What The Market Is Telling Us

Nike’s shares are not very volatile and have only had 7 moves greater than 5% over the last year. Moves this big are rare for Nike and indicate this news significantly impacted the market’s perception of the business.

The previous big move we wrote about was 13 days ago when the stock dropped 8.5% on the news that the company reported third-quarter (fiscal 2025) results which came in soft, showing that the company's turnaround was still a work in progress. Sales continued to fall, and, margins shrunk underscoring ongoing challenges. Revenue, when adjusted for currency fluctuations, fell 7% year-over-year, a sharp contrast to flat growth in the same quarter last year. Nike's focus on reviving its product portfolio and digital strategy had yet to translate into meaningful top-line growth, as weakness in its wholesale business (sales generated from retail partners,  Designer Brands, Hibbett, and JD Sports) and sluggish demand in North America weighed on sales.

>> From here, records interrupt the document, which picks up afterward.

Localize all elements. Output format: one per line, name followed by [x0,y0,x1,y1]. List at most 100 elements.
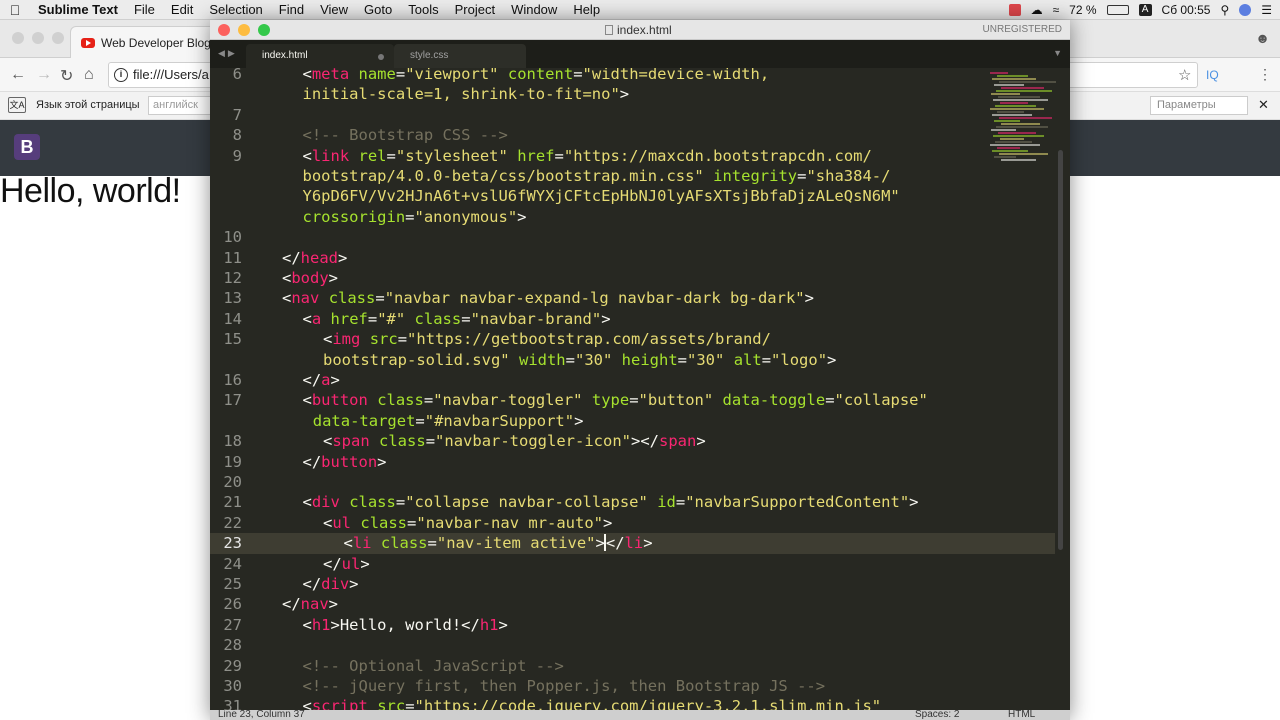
menu-file[interactable]: File [126,2,163,17]
code-line[interactable]: 15 <img src="https://getbootstrap.com/ass… [210,329,1055,349]
code-line[interactable]: data-target="#navbarSupport"> [210,411,1055,431]
close-button[interactable] [218,24,230,36]
menu-view[interactable]: View [312,2,356,17]
code-token: width [518,350,566,369]
browser-minimize-button[interactable] [32,32,44,44]
code-editor[interactable]: 6 <meta name="viewport" content="width=de… [210,68,1070,710]
zoom-button[interactable] [258,24,270,36]
code-line[interactable]: 22 <ul class="navbar-nav mr-auto"> [210,513,1055,533]
menu-edit[interactable]: Edit [163,2,201,17]
cloud-icon[interactable]: ☁ [1031,3,1043,17]
profile-icon[interactable]: ☻ [1255,30,1270,46]
minimize-button[interactable] [238,24,250,36]
tab-dropdown-icon[interactable]: ▼ [1053,48,1062,58]
spotlight-search-icon[interactable]: ⚲ [1220,3,1229,17]
code-line[interactable]: 13 <nav class="navbar navbar-expand-lg na… [210,288,1055,308]
bookmark-star-icon[interactable]: ☆ [1178,66,1191,84]
menu-app-name[interactable]: Sublime Text [30,2,126,17]
input-source-icon[interactable]: A [1138,4,1152,16]
code-line[interactable]: bootstrap/4.0.0-beta/css/bootstrap.min.c… [210,166,1055,186]
siri-icon[interactable] [1239,4,1252,16]
mac-menubar:  Sublime Text File Edit Selection Find … [0,0,1280,20]
code-line[interactable]: 9 <link rel="stylesheet" href="https://ma… [210,146,1055,166]
code-line[interactable]: 26 </nav> [210,594,1055,614]
browser-zoom-button[interactable] [52,32,64,44]
code-line[interactable]: crossorigin="anonymous"> [210,207,1055,227]
translate-params-button[interactable]: Параметры [1150,96,1248,115]
bootstrap-logo[interactable]: B [14,134,40,160]
wifi-icon[interactable]: ≈ [1053,3,1060,17]
minimap-line [997,75,1028,77]
code-line[interactable]: 30 <!-- jQuery first, then Popper.js, the… [210,676,1055,696]
browser-close-button[interactable] [12,32,24,44]
menu-selection[interactable]: Selection [201,2,270,17]
minimap-line [998,96,1040,98]
tab-style-css[interactable]: style.css [394,44,526,68]
unsaved-dot-icon[interactable] [378,54,384,60]
record-icon[interactable] [1008,4,1021,16]
code-line[interactable]: 21 <div class="collapse navbar-collapse" … [210,492,1055,512]
code-line[interactable]: 19 </button> [210,452,1055,472]
code-line[interactable]: 23 <li class="nav-item active"></li> [210,533,1055,554]
minimap-line [990,108,1044,110]
code-line[interactable]: 8 <!-- Bootstrap CSS --> [210,125,1055,145]
translate-close-icon[interactable]: ✕ [1258,97,1269,113]
code-line[interactable]: 24 </ul> [210,554,1055,574]
menu-dots-icon[interactable]: ⋮ [1258,66,1272,83]
code-token: = [629,391,639,410]
code-token: </ [323,554,342,573]
code-line[interactable]: 11 </head> [210,248,1055,268]
menu-tools[interactable]: Tools [400,2,446,17]
code-line[interactable]: 17 <button class="navbar-toggler" type="b… [210,390,1055,410]
code-token: "navbar-toggler" [433,391,583,410]
code-line[interactable]: 20 [210,472,1055,492]
code-line[interactable]: Y6pD6FV/Vv2HJnA6t+vslU6fWYXjCFtcEpHbNJ0l… [210,186,1055,206]
code-line[interactable]: 12 <body> [210,268,1055,288]
code-line[interactable]: bootstrap-solid.svg" width="30" height="… [210,350,1055,370]
code-token: < [302,391,312,410]
code-line[interactable]: 25 </div> [210,574,1055,594]
code-token: > [517,207,527,226]
back-icon[interactable]: ← [10,66,26,84]
code-line[interactable]: 6 <meta name="viewport" content="width=de… [210,68,1055,84]
code-line[interactable]: 7 [210,105,1055,125]
status-syntax[interactable]: HTML [1008,710,1035,720]
code-line[interactable]: 16 </a> [210,370,1055,390]
browser-tab[interactable]: Web Developer Blog - [70,26,230,58]
extension-icon[interactable]: IQ [1206,68,1219,82]
menu-goto[interactable]: Goto [356,2,400,17]
home-icon[interactable]: ⌂ [84,66,94,84]
code-line[interactable]: 18 <span class="navbar-toggler-icon"></sp… [210,431,1055,451]
minimap-line [994,120,1020,122]
code-token: > [330,371,340,389]
code-line[interactable]: 29 <!-- Optional JavaScript --> [210,656,1055,676]
code-line[interactable]: initial-scale=1, shrink-to-fit=no"> [210,84,1055,104]
tab-index-html[interactable]: index.html [246,44,394,68]
code-text: </ul> [323,554,370,574]
battery-text[interactable]: 72 % [1069,3,1096,17]
notification-center-icon[interactable]: ☰ [1261,3,1272,17]
status-spaces[interactable]: Spaces: 2 [915,710,959,720]
code-line[interactable]: 14 <a href="#" class="navbar-brand"> [210,309,1055,329]
apple-menu-icon[interactable]:  [0,2,30,18]
info-icon[interactable]: i [114,68,128,82]
code-token: > [827,350,837,369]
code-line[interactable]: 10 [210,227,1055,247]
menu-find[interactable]: Find [271,2,312,17]
reload-icon[interactable]: ↻ [60,66,73,86]
vertical-scrollbar[interactable] [1058,150,1063,550]
tab-scroll-arrows-icon[interactable]: ◀▶ [218,48,238,59]
code-token: < [302,309,312,328]
clock[interactable]: Сб 00:55 [1162,3,1211,17]
menu-help[interactable]: Help [565,2,608,17]
forward-icon[interactable]: → [36,66,52,84]
menu-window[interactable]: Window [503,2,565,17]
menu-project[interactable]: Project [447,2,503,17]
battery-icon[interactable] [1106,5,1129,15]
minimap[interactable] [990,72,1056,168]
code-line[interactable]: 31 <script src="https://code.jquery.com/j… [210,696,1055,710]
code-line[interactable]: 28 [210,635,1055,655]
code-line[interactable]: 27 <h1>Hello, world!</h1> [210,615,1055,635]
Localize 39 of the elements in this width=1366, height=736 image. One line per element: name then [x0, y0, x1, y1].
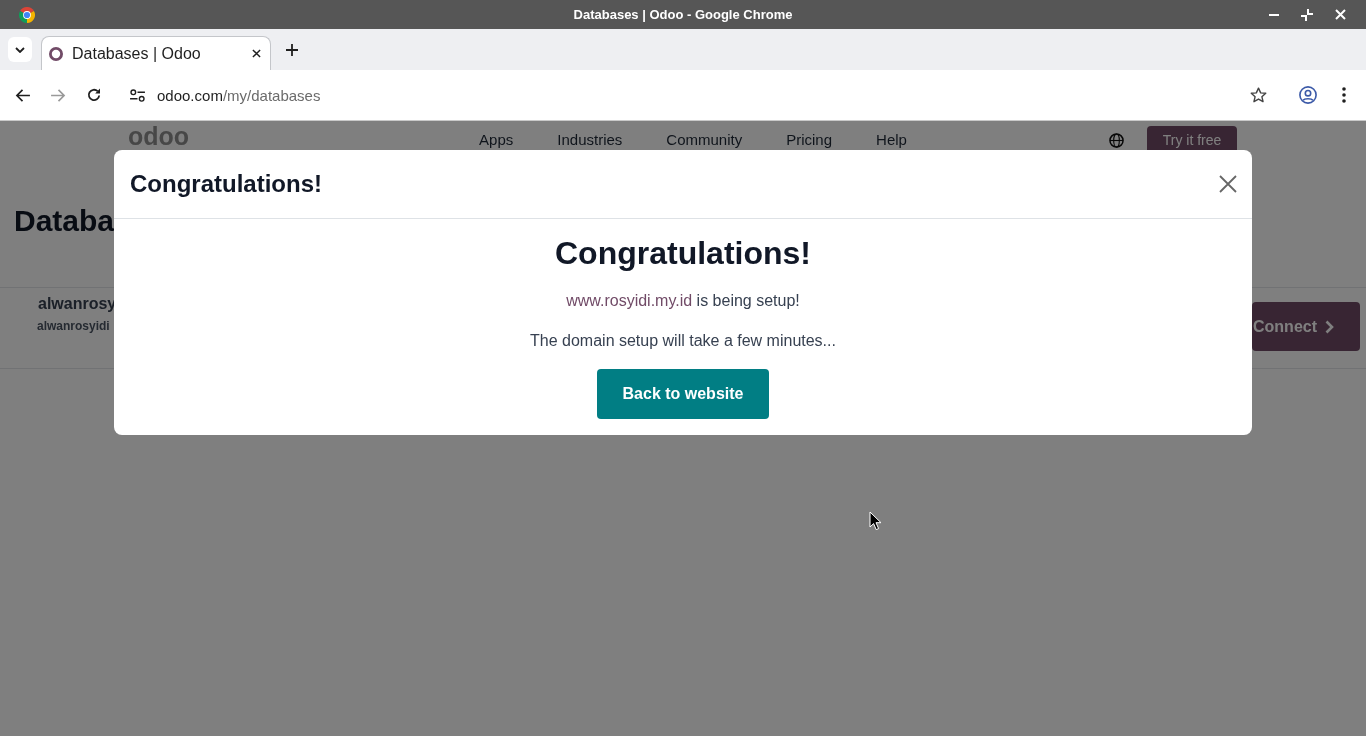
tab-list-button[interactable] [8, 37, 32, 62]
setup-message: www.rosyidi.my.id is being setup! [566, 291, 800, 311]
nav-link[interactable]: Community [666, 131, 743, 148]
plus-icon [286, 43, 298, 56]
restore-icon [1301, 8, 1313, 21]
mouse-pointer-icon [869, 511, 882, 531]
profile-icon [1299, 86, 1317, 104]
connect-button[interactable]: Connect [1252, 302, 1360, 351]
close-icon [1219, 175, 1237, 193]
forward-arrow-icon [50, 88, 66, 102]
globe-icon[interactable] [1109, 132, 1124, 148]
database-name: alwanrosy [38, 294, 117, 314]
nav-link[interactable]: Apps [479, 131, 514, 148]
ring-icon [49, 46, 63, 61]
browser-tab[interactable]: Databases | Odoo [41, 36, 271, 70]
nav-link[interactable]: Pricing [786, 131, 833, 148]
back-to-website-button[interactable]: Back to website [596, 369, 770, 419]
nav-link[interactable]: Industries [557, 131, 623, 148]
site-logo[interactable]: odoo [128, 123, 190, 149]
close-icon [1334, 9, 1346, 20]
database-url: alwanrosyidi [37, 318, 111, 334]
page-heading: Databa [14, 203, 115, 239]
close-icon [251, 49, 261, 58]
minimize-icon [1269, 13, 1279, 16]
back-arrow-icon [14, 88, 30, 102]
dialog-title: Congratulations! [130, 170, 322, 198]
window-title: Databases | Odoo - Google Chrome [573, 7, 793, 22]
sliders-icon [129, 88, 145, 102]
browser-logo-icon [19, 6, 35, 23]
dialog-heading: Congratulations! [555, 234, 811, 273]
domain-link[interactable]: www.rosyidi.my.id [566, 292, 693, 309]
nav-link[interactable]: Help [876, 131, 907, 148]
caret-icon [15, 46, 25, 53]
star-icon [1249, 87, 1267, 103]
chevron-right-icon [1325, 319, 1334, 334]
address-field[interactable]: odoo.com/my/databases [157, 86, 321, 104]
setup-note: The domain setup will take a few minutes... [530, 331, 836, 351]
reload-icon [87, 88, 101, 102]
menu-icon [1342, 87, 1346, 103]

Despite the revenue weakness, Nike exceeded analysts' EPS expectations, benefiting from the ongoing share repurchase program, which helped offset some of the pressure on profits as gross margin fell due to higher promotional activity and unfavorable product mix. Overall, the quarter fell short of expectations, with strong EPS results overshadowed by weak revenue trends and margin pressures.